Just consider his speech at the House Republican retreat in Baltimore. Basking in chants of "Four more years!" Trump unleashed several buzzwords and crowd-pleasers, trashing eco-friendly paper straws and energy-efficient light bulbs.

"The bulb that we're being forced to use - No. 1, to me, most importantly, the light is no good," he said. "I always look orange. And so do you. The light is the worst. But No. 2, it's many times more expensive than that old incandescent bulb that worked very well. And very importantly - I don't know if you know this - they have warnings. If it breaks, it's considered a hazardous waste site. It's gases inside.

He offered his usual aria of insults, calling Elizabeth Warren "Pocahontas" and Joe Biden "Sleepy Joe."

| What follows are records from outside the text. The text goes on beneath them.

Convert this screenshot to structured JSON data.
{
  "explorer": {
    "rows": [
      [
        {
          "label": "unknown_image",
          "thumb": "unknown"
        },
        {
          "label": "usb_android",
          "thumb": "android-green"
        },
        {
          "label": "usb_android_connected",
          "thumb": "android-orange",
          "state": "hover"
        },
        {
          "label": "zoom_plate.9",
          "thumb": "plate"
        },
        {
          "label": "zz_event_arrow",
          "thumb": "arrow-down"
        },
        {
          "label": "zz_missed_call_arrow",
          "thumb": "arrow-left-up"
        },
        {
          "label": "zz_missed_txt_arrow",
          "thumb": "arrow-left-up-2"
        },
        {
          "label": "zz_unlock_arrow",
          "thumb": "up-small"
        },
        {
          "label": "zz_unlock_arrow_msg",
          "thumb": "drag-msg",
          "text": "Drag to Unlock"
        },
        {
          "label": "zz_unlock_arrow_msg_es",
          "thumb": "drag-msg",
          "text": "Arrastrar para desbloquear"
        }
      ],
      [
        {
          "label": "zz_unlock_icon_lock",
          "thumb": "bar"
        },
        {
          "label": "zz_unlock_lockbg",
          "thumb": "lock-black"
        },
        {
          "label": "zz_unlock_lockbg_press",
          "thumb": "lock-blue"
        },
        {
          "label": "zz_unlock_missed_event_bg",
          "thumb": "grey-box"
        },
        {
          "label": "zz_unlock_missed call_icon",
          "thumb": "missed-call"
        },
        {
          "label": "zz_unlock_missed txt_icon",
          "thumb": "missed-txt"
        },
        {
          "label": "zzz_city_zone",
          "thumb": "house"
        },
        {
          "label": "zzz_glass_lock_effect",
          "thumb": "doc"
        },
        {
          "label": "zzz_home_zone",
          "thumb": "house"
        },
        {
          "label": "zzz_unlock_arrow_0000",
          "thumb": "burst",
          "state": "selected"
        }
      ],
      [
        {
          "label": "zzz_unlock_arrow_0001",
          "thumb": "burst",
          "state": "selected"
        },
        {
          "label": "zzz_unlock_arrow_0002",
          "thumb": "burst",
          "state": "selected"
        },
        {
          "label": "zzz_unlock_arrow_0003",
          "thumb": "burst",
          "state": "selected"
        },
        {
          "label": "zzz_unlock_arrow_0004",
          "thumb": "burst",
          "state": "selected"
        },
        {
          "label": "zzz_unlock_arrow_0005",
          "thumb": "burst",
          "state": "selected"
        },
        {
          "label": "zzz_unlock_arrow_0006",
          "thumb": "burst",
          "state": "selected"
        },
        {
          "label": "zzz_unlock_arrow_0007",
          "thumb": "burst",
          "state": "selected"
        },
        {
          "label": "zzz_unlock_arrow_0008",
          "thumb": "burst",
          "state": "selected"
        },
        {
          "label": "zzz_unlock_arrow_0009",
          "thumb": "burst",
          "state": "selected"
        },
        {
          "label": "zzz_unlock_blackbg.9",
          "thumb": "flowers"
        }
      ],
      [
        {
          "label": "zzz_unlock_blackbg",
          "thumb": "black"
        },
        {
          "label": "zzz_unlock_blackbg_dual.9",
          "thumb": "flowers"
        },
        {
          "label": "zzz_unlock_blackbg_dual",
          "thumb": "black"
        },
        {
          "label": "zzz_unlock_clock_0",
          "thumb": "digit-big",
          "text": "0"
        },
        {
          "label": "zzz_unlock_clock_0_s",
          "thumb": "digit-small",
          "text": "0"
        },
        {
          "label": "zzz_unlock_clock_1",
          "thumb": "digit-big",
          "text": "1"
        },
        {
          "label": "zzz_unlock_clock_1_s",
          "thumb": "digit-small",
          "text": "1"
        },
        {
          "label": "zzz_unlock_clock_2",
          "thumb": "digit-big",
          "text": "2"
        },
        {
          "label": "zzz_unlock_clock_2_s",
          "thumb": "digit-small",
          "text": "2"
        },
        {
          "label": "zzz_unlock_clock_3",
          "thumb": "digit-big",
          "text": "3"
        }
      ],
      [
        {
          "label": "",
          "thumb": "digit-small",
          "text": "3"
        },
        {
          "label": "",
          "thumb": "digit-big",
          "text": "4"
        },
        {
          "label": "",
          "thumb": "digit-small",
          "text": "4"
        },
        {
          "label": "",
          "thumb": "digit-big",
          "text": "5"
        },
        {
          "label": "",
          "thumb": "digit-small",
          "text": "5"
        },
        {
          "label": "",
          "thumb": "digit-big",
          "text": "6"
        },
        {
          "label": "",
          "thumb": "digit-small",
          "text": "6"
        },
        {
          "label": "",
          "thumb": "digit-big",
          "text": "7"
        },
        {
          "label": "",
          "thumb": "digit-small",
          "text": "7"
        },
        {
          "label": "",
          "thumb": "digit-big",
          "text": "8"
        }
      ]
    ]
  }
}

He made a Pete Buttigieg short joke and referred to Alexandria Ocasio-Cortez as "Cortez" because her name, he said, is too long.

He mocked the Green New Deal, saying: "That's a beauty. No more cows. No more planes. I guess no more people, right?"

This exact display from Trump is just what many Americans find exhausting. It's draining to live on the edge all the time, to be plunged into the culture wars - and now the straw and light-bulb wars - with the tweets and the tantrums and the put-downs, to feel that we're being borne back ceaselessly into the past.

But how to counter this?

"No one made the broadest, most appealing message for change," David Axelrod said of the debate. "Can we, as a country, function anymore if we have another four years of waking up to turmoil?"

There were a bunch of high-end, professional pols there and yet no one actually won it. Not a good sign. The candidates struggled to alchemize our exhaustion into excitement. The three hours seemed endless, with two questions hanging over the night: "Can't anybody here play this game?" and "Will the most beatable candidate in American history win twice?"